ATLANTA - Chipper Jones finally hit 400, but that doesn't mean he can stop talking about .400. He hit his 400th career home run Thursday against Marlins pitcher Ricky Nolasco. He joined Mickey Mantle (536) and Eddie Murray (504) as the only switch-hitters in baseball history to reach that mark. But just as one milestone is reached, another pursuit enters the third month of the sixth-month baseball season.

ATLANTA - Chipper Jones finally hit 400, but that doesn't mean he can stop talking about .400.

He hit his 400th career home run Thursday against Marlins pitcher Ricky Nolasco. He joined Mickey Mantle (536) and Eddie Murray (504) as the only switch-hitters in baseball history to reach that mark. But just as one milestone is reached, another pursuit enters the third month of the sixth-month baseball season.

Jones, the Atlanta Braves' third baseman, is trying to become the first player to hit .400 since Ted Williams hit .406 in 1941.

"I'd be lying if I said people don't like attention," Jones said. "We all like attention. It has been fun up to this point with the 400 homers and hitting .400, although I think that's a little far-fetched to be talking about it the first week of June."

Jones is hitting .420 after going 1 for 3 with a two-run homer last night at Turner Field.

"It's really premature," Jones said of hitting .400. "I would have said 70, 80 years ago, back when pitchers threw 350, 400 innings in a season, it might have been possible because you know you're going to see that guy four, five times during the course of a game.

"It's a little different now because I'm only going to get the starter for three at-bats, a lefty specialist out of the pen to turn me around, and then the closer.
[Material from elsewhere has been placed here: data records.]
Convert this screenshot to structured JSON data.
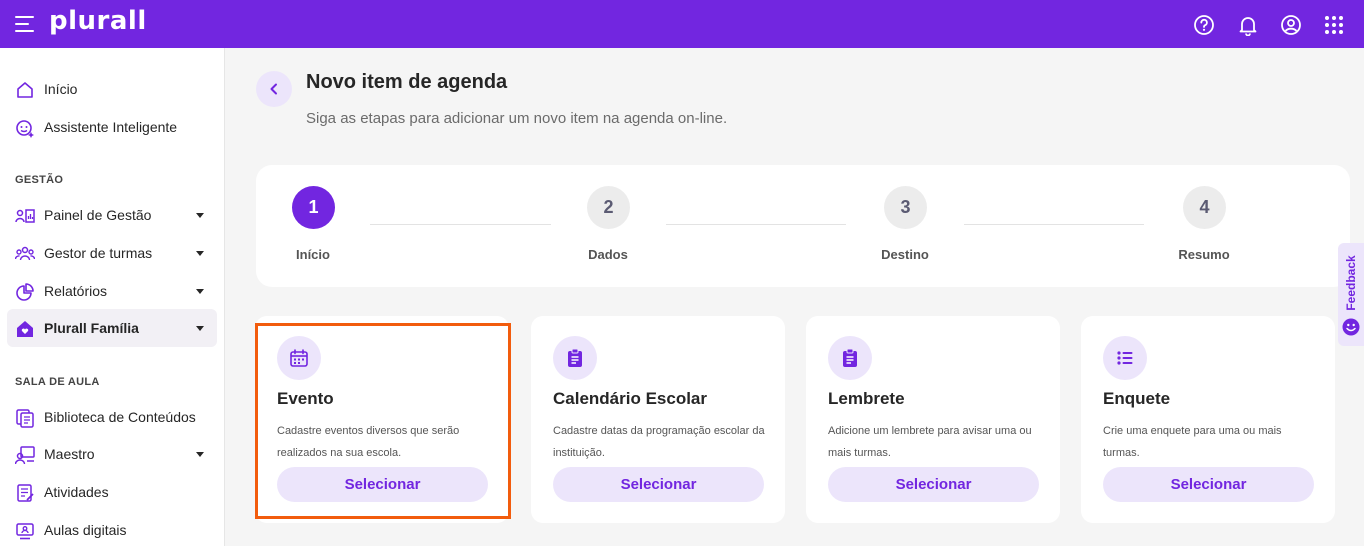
{
  "app": {
    "brand": "plurall"
  },
  "colors": {
    "primary": "#7226e0",
    "accent_light": "#ece5fb",
    "highlight": "#f25c0d"
  },
  "topbar_icons": [
    "help-icon",
    "bell-icon",
    "user-icon",
    "apps-grid-icon"
  ],
  "sidebar": {
    "top_items": [
      {
        "label": "Início",
        "icon": "home-icon"
      },
      {
        "label": "Assistente Inteligente",
        "icon": "assistant-icon"
      }
    ],
    "gestao_label": "GESTÃO",
    "gestao_items": [
      {
        "label": "Painel de Gestão",
        "icon": "dashboard-icon",
        "expandable": true
      },
      {
        "label": "Gestor de turmas",
        "icon": "people-icon",
        "expandable": true
      },
      {
        "label": "Relatórios",
        "icon": "pie-chart-icon",
        "expandable": true
      },
      {
        "label": "Plurall Família",
        "icon": "family-home-icon",
        "expandable": true,
        "active": true
      }
    ],
    "sala_label": "SALA DE AULA",
    "sala_items": [
      {
        "label": "Biblioteca de Conteúdos",
        "icon": "library-icon"
      },
      {
        "label": "Maestro",
        "icon": "teacher-icon",
        "expandable": true
      },
      {
        "label": "Atividades",
        "icon": "activities-icon"
      },
      {
        "label": "Aulas digitais",
        "icon": "digital-class-icon"
      }
    ]
  },
  "header": {
    "title": "Novo item de agenda",
    "subtitle": "Siga as etapas para adicionar um novo item na agenda on-line."
  },
  "stepper": {
    "current_step": 1,
    "steps": [
      {
        "number": "1",
        "label": "Início"
      },
      {
        "number": "2",
        "label": "Dados"
      },
      {
        "number": "3",
        "label": "Destino"
      },
      {
        "number": "4",
        "label": "Resumo"
      }
    ]
  },
  "cards": [
    {
      "icon": "calendar-icon",
      "title": "Evento",
      "description": "Cadastre eventos diversos que serão realizados na sua escola.",
      "button": "Selecionar",
      "highlighted": true
    },
    {
      "icon": "clipboard-icon",
      "title": "Calendário Escolar",
      "description": "Cadastre datas da programação escolar da instituição.",
      "button": "Selecionar"
    },
    {
      "icon": "clipboard-icon",
      "title": "Lembrete",
      "description": "Adicione um lembrete para avisar uma ou mais turmas.",
      "button": "Selecionar"
    },
    {
      "icon": "list-icon",
      "title": "Enquete",
      "description": "Crie uma enquete para uma ou mais turmas.",
      "button": "Selecionar"
    }
  ],
  "feedback_tab": {
    "label": "Feedback"
  }
}
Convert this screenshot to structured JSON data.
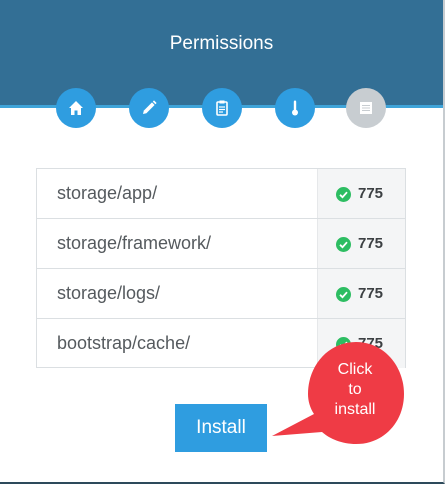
{
  "header": {
    "title": "Permissions"
  },
  "steps": [
    {
      "icon": "home-icon",
      "state": "complete"
    },
    {
      "icon": "pencil-icon",
      "state": "complete"
    },
    {
      "icon": "clipboard-icon",
      "state": "complete"
    },
    {
      "icon": "thermometer-icon",
      "state": "complete"
    },
    {
      "icon": "document-icon",
      "state": "inactive"
    }
  ],
  "permissions": [
    {
      "path": "storage/app/",
      "value": "775",
      "status": "ok"
    },
    {
      "path": "storage/framework/",
      "value": "775",
      "status": "ok"
    },
    {
      "path": "storage/logs/",
      "value": "775",
      "status": "ok"
    },
    {
      "path": "bootstrap/cache/",
      "value": "775",
      "status": "ok"
    }
  ],
  "actions": {
    "install_label": "Install"
  },
  "annotation": {
    "text_line1": "Click",
    "text_line2": "to",
    "text_line3": "install"
  },
  "colors": {
    "header": "#336f95",
    "accent": "#2f9de0",
    "success": "#2dbd62",
    "callout": "#ef3b45",
    "inactive_step": "#c8cdd1"
  }
}
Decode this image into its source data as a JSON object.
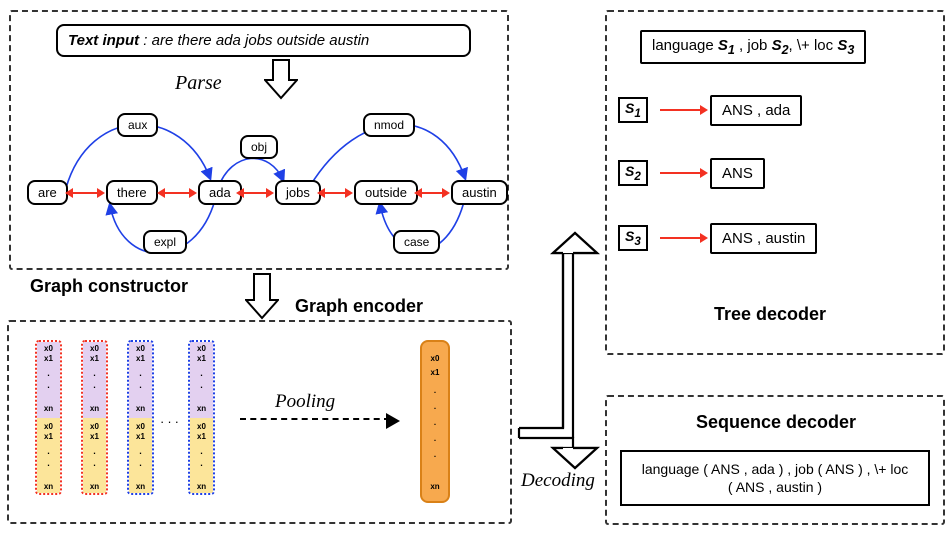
{
  "labels": {
    "graph_constructor": "Graph constructor",
    "graph_encoder": "Graph encoder",
    "tree_decoder": "Tree decoder",
    "sequence_decoder": "Sequence decoder",
    "parse": "Parse",
    "pooling": "Pooling",
    "decoding": "Decoding",
    "text_input_label": "Text input",
    "text_input_value": ": are there ada jobs outside austin"
  },
  "graph": {
    "tokens": [
      "are",
      "there",
      "ada",
      "jobs",
      "outside",
      "austin"
    ],
    "dep_labels": [
      "aux",
      "obj",
      "nmod",
      "expl",
      "case"
    ]
  },
  "tree_decoder": {
    "root": "language S1 , job S2, \\+ loc S3",
    "rules": [
      {
        "lhs": "S1",
        "rhs": "ANS , ada"
      },
      {
        "lhs": "S2",
        "rhs": "ANS"
      },
      {
        "lhs": "S3",
        "rhs": "ANS  , austin"
      }
    ]
  },
  "sequence_decoder": {
    "output_line1": "language ( ANS , ada ) , job ( ANS ) , \\+ loc",
    "output_line2": "( ANS , austin )"
  },
  "vec": {
    "x0": "x0",
    "x1": "x1",
    "xn": "xn",
    "dots": "."
  }
}
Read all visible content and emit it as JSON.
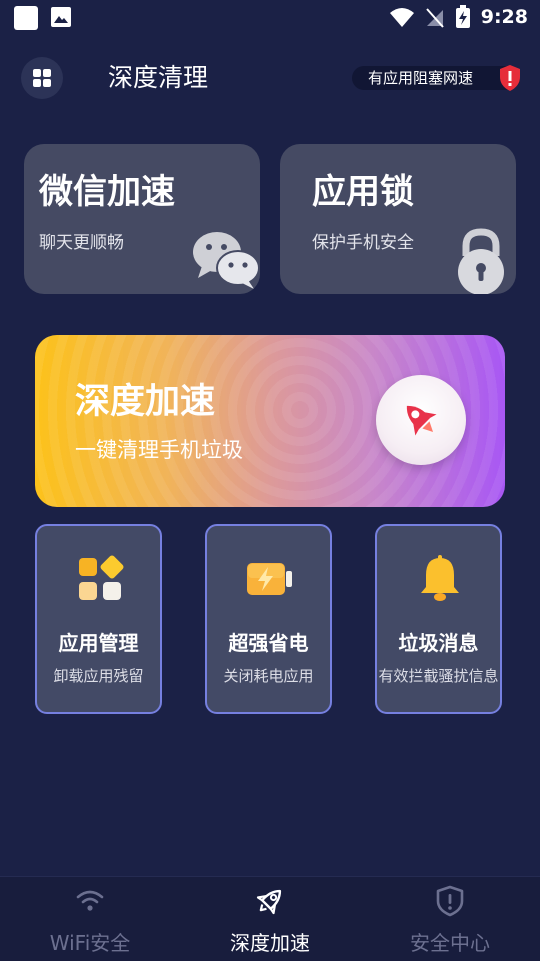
{
  "status_bar": {
    "time": "9:28"
  },
  "header": {
    "title": "深度清理",
    "warning_text": "有应用阻塞网速"
  },
  "cards": [
    {
      "title": "微信加速",
      "subtitle": "聊天更顺畅",
      "icon": "wechat-icon"
    },
    {
      "title": "应用锁",
      "subtitle": "保护手机安全",
      "icon": "padlock-icon"
    }
  ],
  "banner": {
    "title": "深度加速",
    "subtitle": "一键清理手机垃圾",
    "icon": "rocket-icon"
  },
  "features": [
    {
      "title": "应用管理",
      "subtitle": "卸载应用残留",
      "icon": "apps-grid-icon"
    },
    {
      "title": "超强省电",
      "subtitle": "关闭耗电应用",
      "icon": "battery-bolt-icon"
    },
    {
      "title": "垃圾消息",
      "subtitle": "有效拦截骚扰信息",
      "icon": "bell-icon"
    }
  ],
  "bottom_nav": [
    {
      "label": "WiFi安全",
      "icon": "wifi-icon",
      "active": false
    },
    {
      "label": "深度加速",
      "icon": "rocket-icon",
      "active": true
    },
    {
      "label": "安全中心",
      "icon": "shield-alert-icon",
      "active": false
    }
  ],
  "colors": {
    "background": "#1b2146",
    "card": "#454a63",
    "tile_border": "#7680e0",
    "banner_start": "#fcc21a",
    "banner_end": "#a857f4",
    "nav_active": "#ffffff",
    "nav_inactive": "#6c7090"
  }
}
It's a lot tougher to pile on multihit games that you're going to need, because you're going to take your share of O-fers along the way."

Jones, who hit a career-best .337 last year, has played in 57 games this season; he has been hitless in just eight. He has had three or more hits in 10 of them.
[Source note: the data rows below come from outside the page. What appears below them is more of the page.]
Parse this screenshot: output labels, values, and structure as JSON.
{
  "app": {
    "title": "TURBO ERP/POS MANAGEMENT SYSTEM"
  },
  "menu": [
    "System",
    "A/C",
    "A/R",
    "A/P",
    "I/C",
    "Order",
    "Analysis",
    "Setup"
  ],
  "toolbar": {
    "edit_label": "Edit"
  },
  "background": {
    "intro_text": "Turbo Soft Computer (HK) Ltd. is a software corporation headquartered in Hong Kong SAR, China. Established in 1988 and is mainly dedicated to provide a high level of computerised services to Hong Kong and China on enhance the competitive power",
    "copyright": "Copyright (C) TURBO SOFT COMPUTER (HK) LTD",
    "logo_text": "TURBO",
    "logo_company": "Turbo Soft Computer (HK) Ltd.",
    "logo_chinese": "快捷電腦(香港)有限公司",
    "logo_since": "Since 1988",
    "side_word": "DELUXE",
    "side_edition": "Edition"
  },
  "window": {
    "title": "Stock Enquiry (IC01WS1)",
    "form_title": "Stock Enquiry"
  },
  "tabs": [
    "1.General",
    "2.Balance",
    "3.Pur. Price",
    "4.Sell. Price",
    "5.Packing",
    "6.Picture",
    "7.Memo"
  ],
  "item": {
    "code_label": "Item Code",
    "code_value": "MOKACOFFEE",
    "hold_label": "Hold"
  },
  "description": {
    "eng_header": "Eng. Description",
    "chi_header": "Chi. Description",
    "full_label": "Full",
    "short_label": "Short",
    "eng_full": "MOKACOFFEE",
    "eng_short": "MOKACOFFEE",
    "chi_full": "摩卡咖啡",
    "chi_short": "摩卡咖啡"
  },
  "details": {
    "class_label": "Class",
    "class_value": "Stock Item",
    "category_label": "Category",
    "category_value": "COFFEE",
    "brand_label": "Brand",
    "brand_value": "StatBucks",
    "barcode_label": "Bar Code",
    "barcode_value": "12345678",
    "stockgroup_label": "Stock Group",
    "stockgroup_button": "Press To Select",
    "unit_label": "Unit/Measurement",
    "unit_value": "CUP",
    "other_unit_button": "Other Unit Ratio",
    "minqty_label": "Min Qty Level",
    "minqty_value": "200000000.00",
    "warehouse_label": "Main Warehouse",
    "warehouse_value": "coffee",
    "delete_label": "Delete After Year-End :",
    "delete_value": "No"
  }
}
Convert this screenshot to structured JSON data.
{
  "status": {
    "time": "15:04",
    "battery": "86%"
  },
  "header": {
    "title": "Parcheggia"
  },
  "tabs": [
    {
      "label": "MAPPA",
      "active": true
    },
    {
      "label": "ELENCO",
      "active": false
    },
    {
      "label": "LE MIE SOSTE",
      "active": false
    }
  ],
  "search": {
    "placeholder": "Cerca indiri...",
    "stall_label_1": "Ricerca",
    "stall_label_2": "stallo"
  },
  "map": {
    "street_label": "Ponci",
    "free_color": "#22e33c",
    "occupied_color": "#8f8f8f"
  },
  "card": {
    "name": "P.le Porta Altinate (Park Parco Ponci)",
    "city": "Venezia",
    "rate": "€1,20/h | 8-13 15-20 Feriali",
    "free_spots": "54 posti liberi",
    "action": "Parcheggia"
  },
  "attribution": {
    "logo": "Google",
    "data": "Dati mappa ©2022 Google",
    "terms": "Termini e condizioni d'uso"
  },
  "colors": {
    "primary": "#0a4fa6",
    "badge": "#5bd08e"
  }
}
"I've swung the bat extremely well, don't get me wrong," Jones said. "But I've been awfully lucky. It seems like every broken bat has found a hole. I've hit off the end of gloves. There's been a lot of luck involved in it, and I think anybody who has ever flirted with it will tell you the same thing.

"I don't think I'll do it. It possibly could be done, because I've seen Ichiro [Suzuki] get 260 hits in a season. He is a guy who is going to leg out 50, 60, 70 hits a year. Those are hits I won't get. I'm not going to say never. You throw in 40, 50 walks on Ichiro's behalf and a 240-hit season, it could be possible."
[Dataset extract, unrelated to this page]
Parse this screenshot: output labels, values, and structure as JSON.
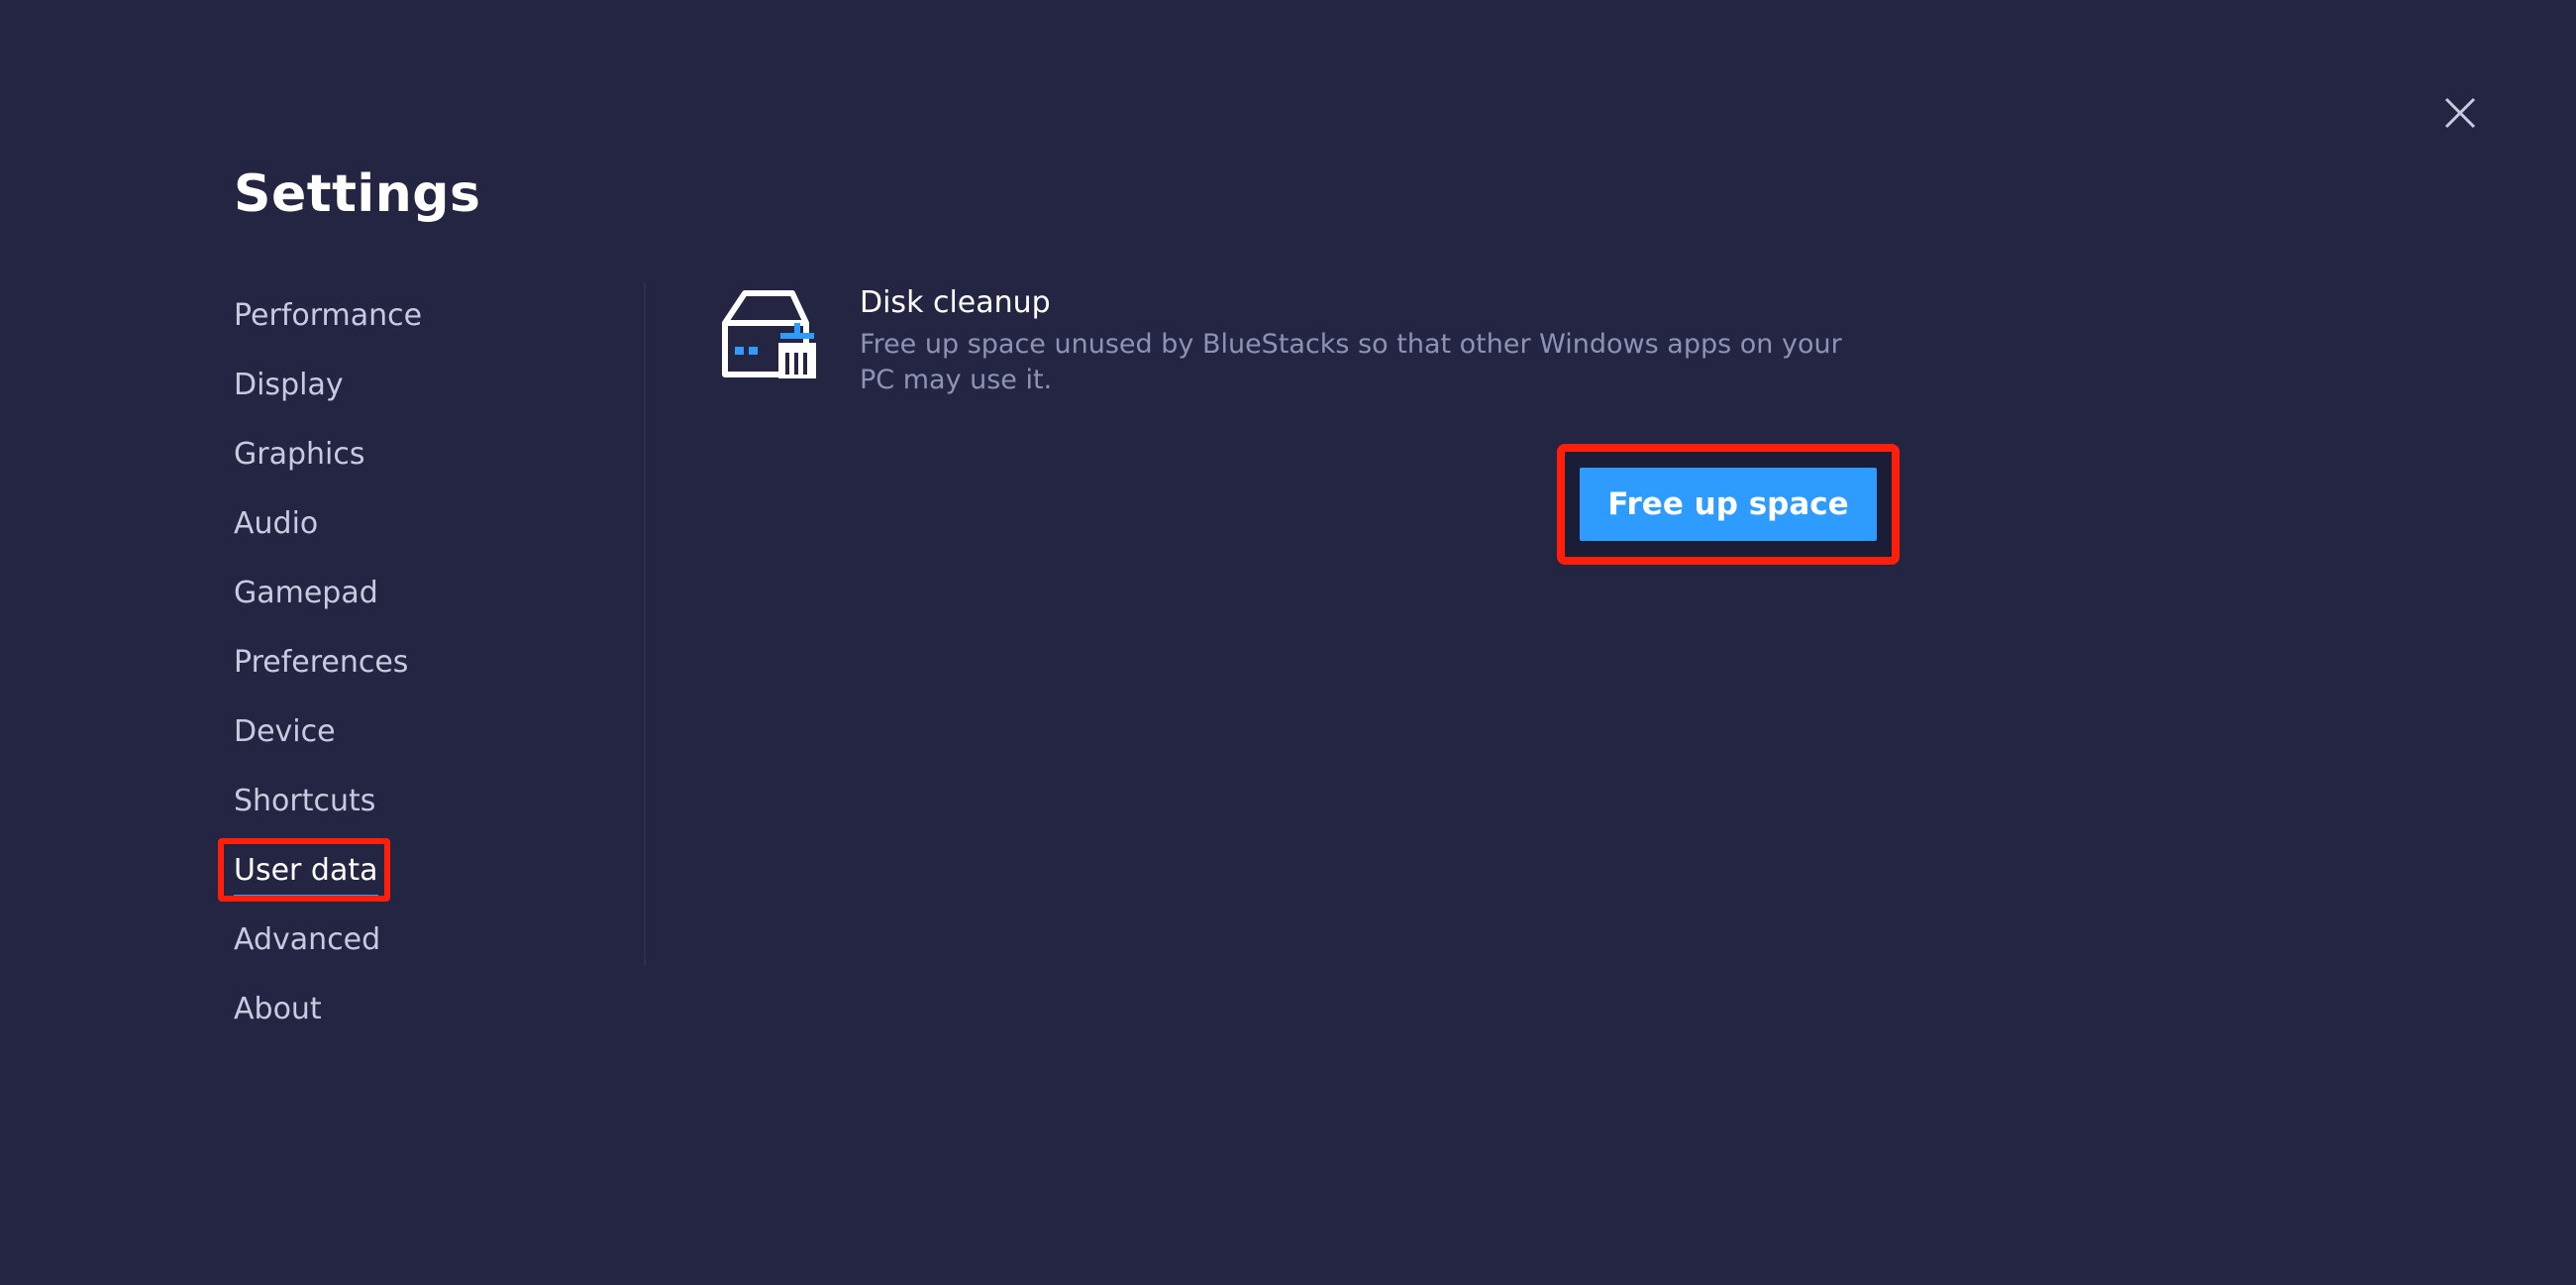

So if Jones had a better set of wheels, could it be possible?

"I'd be hitting .430 or .440 right now," he said, laughing.

But Jones genuinely seems to be enjoying the chase, even if he thinks he won't do it.

"It's been a great time," he said. "Here we are in June, and we're talking about it. My approach has been just to keep it in perspective. My job is to hit and produce every night. I just feel like I've done my job."